Aber wie ist das möglich, dass Forscher sich selbst zum Opfer fallen? Desmet meint, weil in jedem Untersuchungsverfahren zahllose Entscheidungen getroffen werden müssen, für die es keine logischen Gründe gebe. (Welches Messinstrument verwende ich? Auf welche Weise interpretiere ich die Messungen? Wie gehe ich mit fehlenden Daten um? usw.) Und in diesem Wald von Möglichkeiten würden Wissenschaftler offenbar unbewusst Optionen wählen, die dafür sorgen, dass die Studie Ergebnisse bringe, die ihnen wünschenswert erscheinen. Sein Fazit:

„Der fanatische Glaube an die Objektivität von Messungen und Zahlen, der charakteristisch ist für die mechanistische Ideologie, ist nicht nur unbegründet, sondern er ist auch gefährlich. Es entsteht eine Art wechselseitige Verstärkung zwischen subjektiven Vorurteilen und Zahlen: Je stärker die Vorurteile, desto mehr selektiert man die Zahlen, die die Vorurteile bestätigen. Und je mehr die Zahlen die Vorurteile bestätigen, desto stärker werden wiederum die Vorurteile. Auf die Coronakrise angewandt: Eine von Angst und Unbehagen durchdrungene Gesellschaft wählt aus dem Meer von Zahlen genau jene, die ihre Angst bestätigen, und diese Zahlen verstärken wiederum die Angst.“ (S. 85)

Welche Schlussfolgerungen sollte man aus all dem ziehen?

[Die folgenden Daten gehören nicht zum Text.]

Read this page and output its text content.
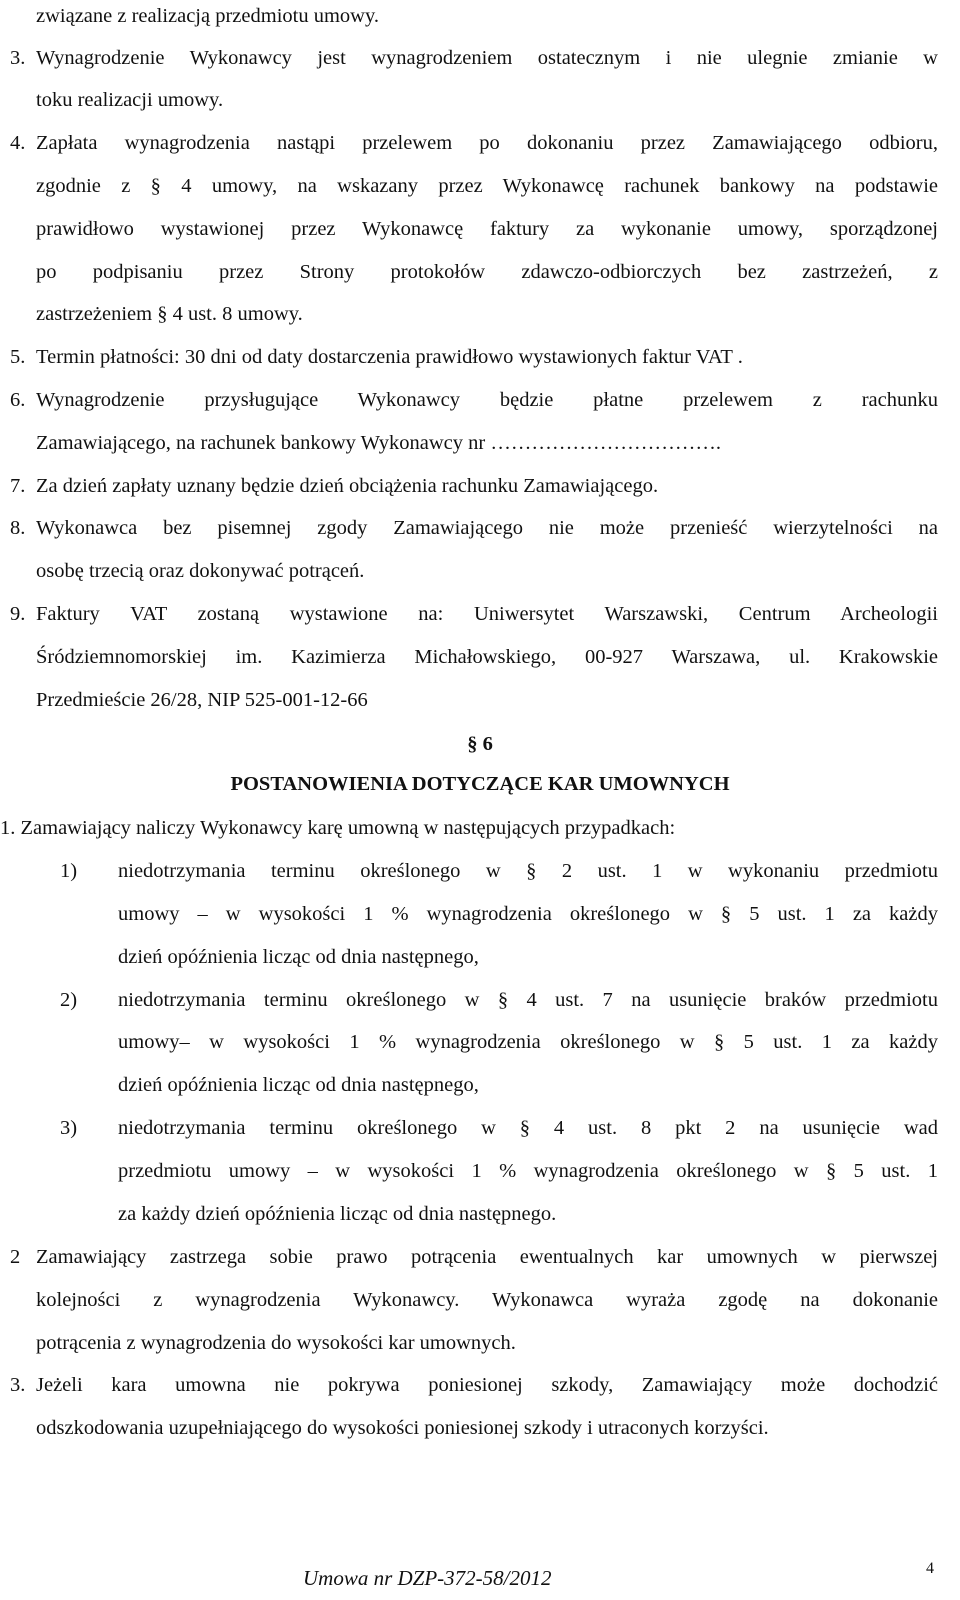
związane z realizacją przedmiotu umowy.
3. Wynagrodzenie Wykonawcy jest wynagrodzeniem ostatecznym i nie ulegnie zmianie w
toku realizacji umowy.
4. Zapłata wynagrodzenia nastąpi przelewem po dokonaniu przez Zamawiającego odbioru,
zgodnie z § 4 umowy, na wskazany przez Wykonawcę rachunek bankowy na podstawie
prawidłowo wystawionej przez Wykonawcę faktury za wykonanie umowy, sporządzonej
po podpisaniu przez Strony protokołów zdawczo-odbiorczych bez zastrzeżeń, z
zastrzeżeniem § 4 ust. 8 umowy.
5. Termin płatności: 30 dni od daty dostarczenia prawidłowo wystawionych faktur VAT .
6. Wynagrodzenie przysługujące Wykonawcy będzie płatne przelewem z rachunku
Zamawiającego, na rachunek bankowy Wykonawcy nr …………………………….
7. Za dzień zapłaty uznany będzie dzień obciążenia rachunku Zamawiającego.
8. Wykonawca bez pisemnej zgody Zamawiającego nie może przenieść wierzytelności na
osobę trzecią oraz dokonywać potrąceń.
9. Faktury VAT zostaną wystawione na: Uniwersytet Warszawski, Centrum Archeologii
Śródziemnomorskiej im. Kazimierza Michałowskiego, 00-927 Warszawa, ul. Krakowskie
Przedmieście 26/28, NIP 525-001-12-66
§ 6
POSTANOWIENIA DOTYCZĄCE KAR UMOWNYCH
1. Zamawiający naliczy Wykonawcy karę umowną w następujących przypadkach:
1) niedotrzymania terminu określonego w § 2 ust. 1 w wykonaniu przedmiotu
umowy – w wysokości 1 % wynagrodzenia określonego w § 5 ust. 1 za każdy
dzień opóźnienia licząc od dnia następnego,
2) niedotrzymania terminu określonego w § 4 ust. 7 na usunięcie braków przedmiotu
umowy– w wysokości 1 % wynagrodzenia określonego w § 5 ust. 1 za każdy
dzień opóźnienia licząc od dnia następnego,
3) niedotrzymania terminu określonego w § 4 ust. 8 pkt 2 na usunięcie wad
przedmiotu umowy – w wysokości 1 % wynagrodzenia określonego w § 5 ust. 1
za każdy dzień opóźnienia licząc od dnia następnego.
2 Zamawiający zastrzega sobie prawo potrącenia ewentualnych kar umownych w pierwszej
kolejności z wynagrodzenia Wykonawcy. Wykonawca wyraża zgodę na dokonanie
potrącenia z wynagrodzenia do wysokości kar umownych.
3. Jeżeli kara umowna nie pokrywa poniesionej szkody, Zamawiający może dochodzić
odszkodowania uzupełniającego do wysokości poniesionej szkody i utraconych korzyści.
Umowa nr DZP-372-58/2012	4
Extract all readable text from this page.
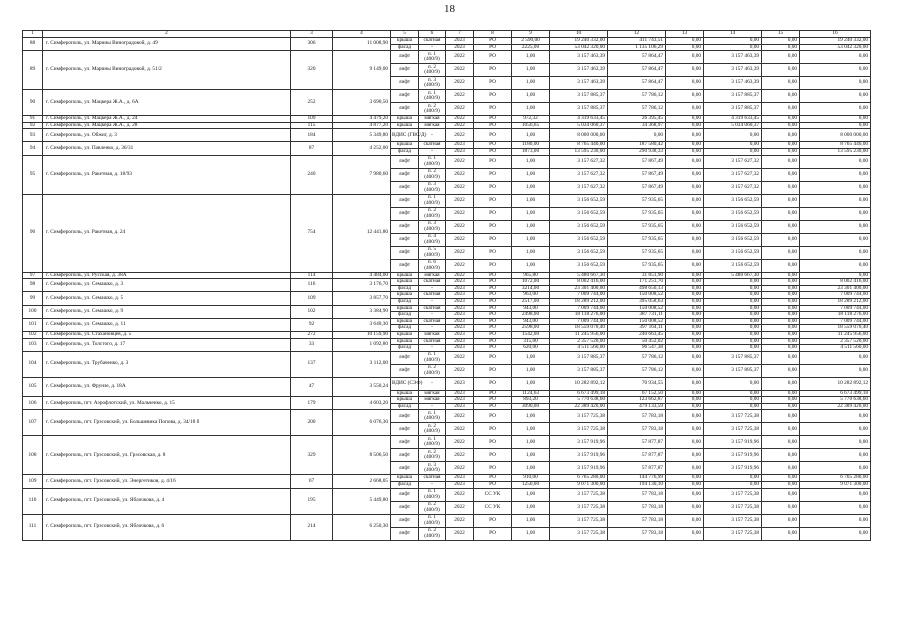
18
1	2	3	4	5	6	7	8	9	10	12	13	14	15	16
88	г. Симферополь, ул. Марины Виноградовой, д. 49	306	11 008,90	крыша	скатная	2023	РО	2 590,00	19 240 332,00	411 743,51	0,00	0,00	0,00	19 240 332,00
				фасад	-	2023	РО	2225,00	53 042 320,00	1 135 106,29	0,00	0,00	0,00	53 042 320,00
89	г. Симферополь, ул. Марины Виноградовой, д. 51/2	320	9 149,00	лифт	п. 1 (400/9)	2022	РО	1,00	3 157 463,39	57 864,47	0,00	3 157 463,39	0,00	0,00
				лифт	п. 2 (400/9)	2022	РО	1,00	3 157 463,39	57 864,47	0,00	3 157 463,39	0,00	0,00
				лифт	п. 3 (400/9)	2022	РО	1,00	3 157 463,39	57 864,47	0,00	3 157 463,39	0,00	0,00
90	г. Симферополь, ул. Мацкера Ж.А., д. 6А	252	3 690,50	лифт	п. 1 (400/9)	2022	РО	1,00	3 157 885,37	57 786,12	0,00	3 157 885,37	0,00	0,00
				лифт	п. 2 (400/9)	2022	РО	1,00	3 157 885,37	57 786,12	0,00	3 157 885,37	0,00	0,00
91	г. Симферополь, ул. Мацкера Ж.А., д. 24	109	4 479,20	крыша	мягкая	2022	РО	972,32	4 319 633,45	26 395,45	0,00	4 319 633,45	0,00	0,00
92	г. Симферополь, ул. Мацкера Ж.А., д. 28	115	4 877,20	крыша	мягкая	2022	РО	1056,65	5 034 060,37	34 368,97	0,00	5 034 060,37	0,00	0,00
93	г. Симферополь, ул. Обжиг, д. 3	184	5 349,80	ВДИС (ГВС/Д)	-	2022	РО	1,00	8 000 000,00	0,00	0,00	0,00	0,00	8 000 000,00
94	г. Симферополь, ул. Павленко, д. 36/31	87	4 252,00	крыша	скатная	2023	РО	1180,00	8 765 440,00	187 580,42	0,00	0,00	0,00	8 765 440,00
				фасад	-	2023	РО	1873,00	13 595 230,00	290 938,33	0,00	0,00	0,00	13 595 230,00
95	г. Симферополь, ул. Ракетная, д. 18/93	240	7 980,60	лифт	п. 1 (400/9)	2022	РО	1,00	3 157 627,32	57 867,49	0,00	3 157 627,32	0,00	0,00
				лифт	п. 2 (400/9)	2022	РО	1,00	3 157 627,32	57 867,49	0,00	3 157 627,32	0,00	0,00
				лифт	п. 3 (400/9)	2022	РО	1,00	3 157 627,32	57 867,49	0,00	3 157 627,32	0,00	0,00
96	г. Симферополь, ул. Ракетная, д. 24	754	12 441,80	лифт	п. 1 (400/9)	2022	РО	1,00	3 156 652,59	57 935,65	0,00	3 156 652,59	0,00	0,00
				лифт	п. 2 (400/9)	2022	РО	1,00	3 156 652,59	57 935,65	0,00	3 156 652,59	0,00	0,00
				лифт	п. 3 (400/9)	2022	РО	1,00	3 156 652,59	57 935,65	0,00	3 156 652,59	0,00	0,00
				лифт	п. 4 (400/9)	2022	РО	1,00	3 156 652,59	57 935,65	0,00	3 156 652,59	0,00	0,00
				лифт	п. 5 (400/9)	2022	РО	1,00	3 156 652,59	57 935,65	0,00	3 156 652,59	0,00	0,00
				лифт	п. 6 (400/9)	2022	РО	1,00	3 156 652,59	57 935,65	0,00	3 156 652,59	0,00	0,00
97	г. Симферополь, ул. Русская, д. 38А	114	4 484,00	крыша	мягкая	2022	РО	965,80	5 480 667,30	31 851,90	0,00	5 480 667,30	0,00	0,00
98	г. Симферополь, ул. Семашко, д. 3	116	3 176,70	крыша	скатная	2023	РО	1072,00	8 002 416,00	171 251,70	0,00	0,00	0,00	8 002 416,00
				фасад	-	2023	РО	3214,00	23 301 400,00	498 650,13	0,00	0,00	0,00	23 301 400,00
99	г. Симферополь, ул. Семашко, д. 5	109	3 857,70	крыша	скатная	2023	РО	963,00	7 009 744,00	150 008,52	0,00	0,00	0,00	7 009 744,00
				фасад	-	2023	РО	2517,00	18 289 212,00	395 058,63	0,00	0,00	0,00	18 289 212,00
100	г. Симферополь, ул. Семашко, д. 9	102	3 384,90	крыша	скатная	2023	РО	943,00	7 009 744,00	150 008,52	0,00	0,00	0,00	7 009 744,00
				фасад	-	2023	РО	2498,00	18 118 276,00	387 731,11	0,00	0,00	0,00	18 118 276,00
101	г. Симферополь, ул. Семашко, д. 11	92	3 640,30	крыша	скатная	2023	РО	943,00	7 009 744,00	150 008,52	0,00	0,00	0,00	7 009 744,00
				фасад	-	2023	РО	2598,00	18 559 070,40	397 164,11	0,00	0,00	0,00	18 559 070,40
102	г. Симферополь, ул. Стахановцев, д. 5	272	10 159,90	крыша	мягкая	2023	РО	1542,00	11 245 956,00	240 663,45	0,00	0,00	0,00	11 245 956,00
103	г. Симферополь, ул. Толстого, д. 17	33	1 092,80	крыша	скатная	2023	РО	315,00	2 357 520,00	50 452,02	0,00	0,00	0,00	2 357 520,00
				фасад	-	2023	РО	620,00	4 511 560,00	96 547,38	0,00	0,00	0,00	4 511 560,00
104	г. Симферополь, ул. Трубаченко, д. 3	137	3 112,00	лифт	п. 1 (400/9)	2022	РО	1,00	3 157 885,37	57 786,12	0,00	3 157 885,37	0,00	0,00
				лифт	п. 2 (400/9)	2022	РО	1,00	3 157 885,37	57 786,12	0,00	3 157 885,37	0,00	0,00
105	г. Симферополь, ул. Фрунзе, д. 18А	47	3 550,24	ВДИС (СЭФ)	-	2023	РО	1,00	10 282 892,12	70 934,55	0,00	0,00	0,00	10 282 892,12
				крыша	мягкая	2023	РО	1124,63	6 673 499,18	67 152,50	0,00	0,00	0,00	6 673 499,18
106	г. Симферополь, пгт. Аэрофлотский, ул. Мальченко, д. 15	179	4 603,20	крыша	мягкая	2023	РО	893,20	5 770 638,60	123 662,87	0,00	0,00	0,00	5 770 638,60
				фасад	-	2023	РО	3090,00	22 389 420,00	479 133,59	0,00	0,00	0,00	22 389 420,00
107	г. Симферополь, пгт. Грэсовский, ул. Большевика Попова, д. 34/18 б	200	6 076,30	лифт	п. 1 (400/9)	2022	РО	1,00	3 157 725,38	57 783,18	0,00	3 157 725,38	0,00	0,00
				лифт	п. 2 (400/9)	2022	РО	1,00	3 157 725,38	57 783,18	0,00	3 157 725,38	0,00	0,00
108	г. Симферополь, пгт. Грэсовский, ул. Грэсовская, д. 8	329	8 506,50	лифт	п. 1 (400/9)	2022	РО	1,00	3 157 919,96	57 877,87	0,00	3 157 919,96	0,00	0,00
				лифт	п. 2 (400/9)	2022	РО	1,00	3 157 919,96	57 877,87	0,00	3 157 919,96	0,00	0,00
				лифт	п. 3 (400/9)	2022	РО	1,00	3 157 919,96	57 877,87	0,00	3 157 919,96	0,00	0,00
109	г. Симферополь, пгт. Грэсовский, ул. Энергетиков, д. 4/16	67	2 668,05	крыша	скатная	2023	РО	910,00	6 765 280,00	144 776,99	0,00	0,00	0,00	6 765 280,00
				фасад	-	2023	РО	1250,00	9 071 300,00	194 130,10	0,00	0,00	0,00	9 071 300,00
110	г. Симферополь, пгт. Грэсовский, ул. Яблочкова, д. 4	195	5 449,80	лифт	п. 1 (400/9)	2022	СС УК	1,00	3 157 725,38	57 783,18	0,00	3 157 725,38	0,00	0,00
				лифт	п. 2 (400/9)	2022	СС УК	1,00	3 157 725,38	57 783,18	0,00	3 157 725,38	0,00	0,00
111	г. Симферополь, пгт. Грэсовский, ул. Яблочкова, д. 6	214	6 250,30	лифт	п. 1 (400/9)	2022	РО	1,00	3 157 725,38	57 783,18	0,00	3 157 725,38	0,00	0,00
				лифт	п. 2 (400/9)	2022	РО	1,00	3 157 725,38	57 783,18	0,00	3 157 725,38	0,00	0,00
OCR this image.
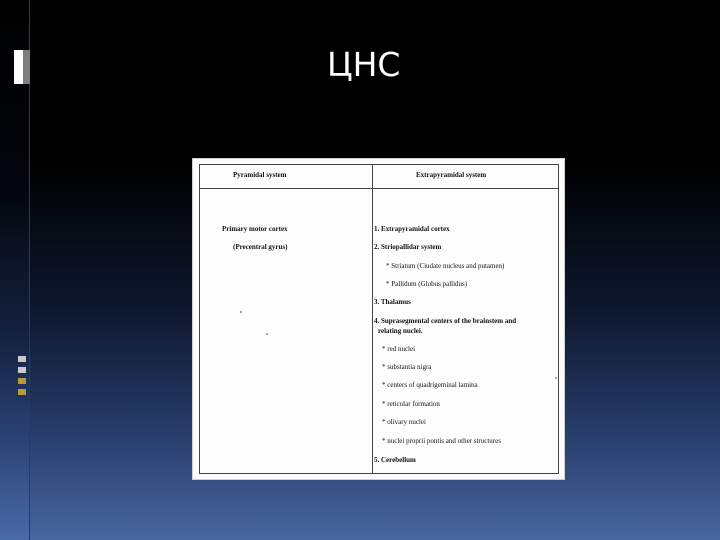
ЦНС
Pyramidal system	Extrapyramidal system
Primary motor cortex
(Precentral gyrus)
1. Extrapyramidal cortex
2. Striopallidar system
* Striatum (Ciudate nucleus and putamen)
* Pallidum (Globus pallidus)
3. Thalamus
4. Suprasegmental centers of the brainstem and
relating nuclei.
* red nuclei
* substantia nigra
* centers of quadrigeminal lamina
* reticular formation
* olivary nuclei
* nuclei proprii pontis and other structures
5. Cerebellum
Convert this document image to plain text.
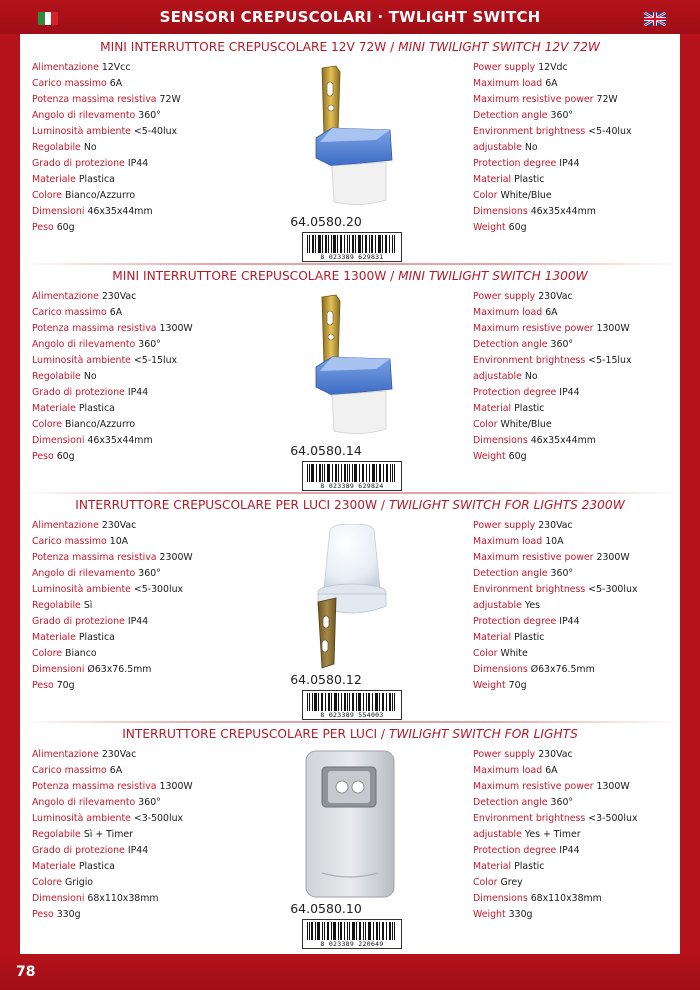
SENSORI CREPUSCOLARI · TWLIGHT SWITCH
MINI INTERRUTTORE CREPUSCOLARE 12V 72W / MINI TWILIGHT SWITCH 12V 72W
Alimentazione 12Vcc
Carico massimo 6A
Potenza massima resistiva 72W
Angolo di rilevamento 360°
Luminosità ambiente <5-40lux
Regolabile No
Grado di protezione IP44
Materiale Plastica
Colore Bianco/Azzurro
Dimensioni 46x35x44mm
Peso 60g	64.0580.20
8 023389 629831
Power supply 12Vdc
Maximum load 6A
Maximum resistive power 72W
Detection angle 360°
Environment brightness <5-40lux
adjustable No
Protection degree IP44
Material Plastic
Color White/Blue
Dimensions 46x35x44mm
Weight 60g
MINI INTERRUTTORE CREPUSCOLARE 1300W / MINI TWILIGHT SWITCH 1300W
Alimentazione 230Vac
Carico massimo 6A
Potenza massima resistiva 1300W
Angolo di rilevamento 360°
Luminosità ambiente <5-15lux
Regolabile No
Grado di protezione IP44
Materiale Plastica
Colore Bianco/Azzurro
Dimensioni 46x35x44mm
Peso 60g	64.0580.14
8 023389 629824
Power supply 230Vac
Maximum load 6A
Maximum resistive power 1300W
Detection angle 360°
Environment brightness <5-15lux
adjustable No
Protection degree IP44
Material Plastic
Color White/Blue
Dimensions 46x35x44mm
Weight 60g
INTERRUTTORE CREPUSCOLARE PER LUCI 2300W / TWILIGHT SWITCH FOR LIGHTS 2300W
Alimentazione 230Vac
Carico massimo 10A
Potenza massima resistiva 2300W
Angolo di rilevamento 360°
Luminosità ambiente <5-300lux
Regolabile Sì
Grado di protezione IP44
Materiale Plastica
Colore Bianco
Dimensioni Ø63x76.5mm
Peso 70g	64.0580.12
8 023389 554003
Power supply 230Vac
Maximum load 10A
Maximum resistive power 2300W
Detection angle 360°
Environment brightness <5-300lux
adjustable Yes
Protection degree IP44
Material Plastic
Color White
Dimensions Ø63x76.5mm
Weight 70g
INTERRUTTORE CREPUSCOLARE PER LUCI / TWILIGHT SWITCH FOR LIGHTS
Alimentazione 230Vac
Carico massimo 6A
Potenza massima resistiva 1300W
Angolo di rilevamento 360°
Luminosità ambiente <3-500lux
Regolabile Sì + Timer
Grado di protezione IP44
Materiale Plastica
Colore Grigio
Dimensioni 68x110x38mm
Peso 330g	64.0580.10
8 023389 220649
Power supply 230Vac
Maximum load 6A
Maximum resistive power 1300W
Detection angle 360°
Environment brightness <3-500lux
adjustable Yes + Timer
Protection degree IP44
Material Plastic
Color Grey
Dimensions 68x110x38mm
Weight 330g
78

Wir dürfen Wissenschaft nicht zu einer quasi religiösen Autorität erheben und aus Wissenschaft eine Kirche machen, die wie zu Zeiten der Inquisition unumstößliche Dogmen verkündet. Stattdessen sollten wir der Wissenschaft mit der gleichen kritischen Grundhaltung begegnen, wie wir es auch bei Aussagen von Politikern, Medien, Lobbyisten, Bankern usw. tun würden – und Empfehlungen von Wissenschaftlern an die Politik nur dann Glauben schenken, wenn sie wirklich fundiert begründet sind. Aber vor allen Dingen sollten wir darauf bestehen, dass in wissenschaftlichen und politischen Debatten alle Stimmen gehört werden und nicht wie zu Zeiten der Inquisition nur die zugelassen werden, die den bestehenden Glauben stärken und nicht infrage stellen. Denn eine offene, demokratische Gesellschaft braucht den Streit und darf nur diejenigen ausschließen, die die Grundlagen der offenen, demokratischen Gesellschaft infrage stellen und nur einen Glauben, einen Lebensstil, eine bestimmte Werteausrichtung zulassen wollen.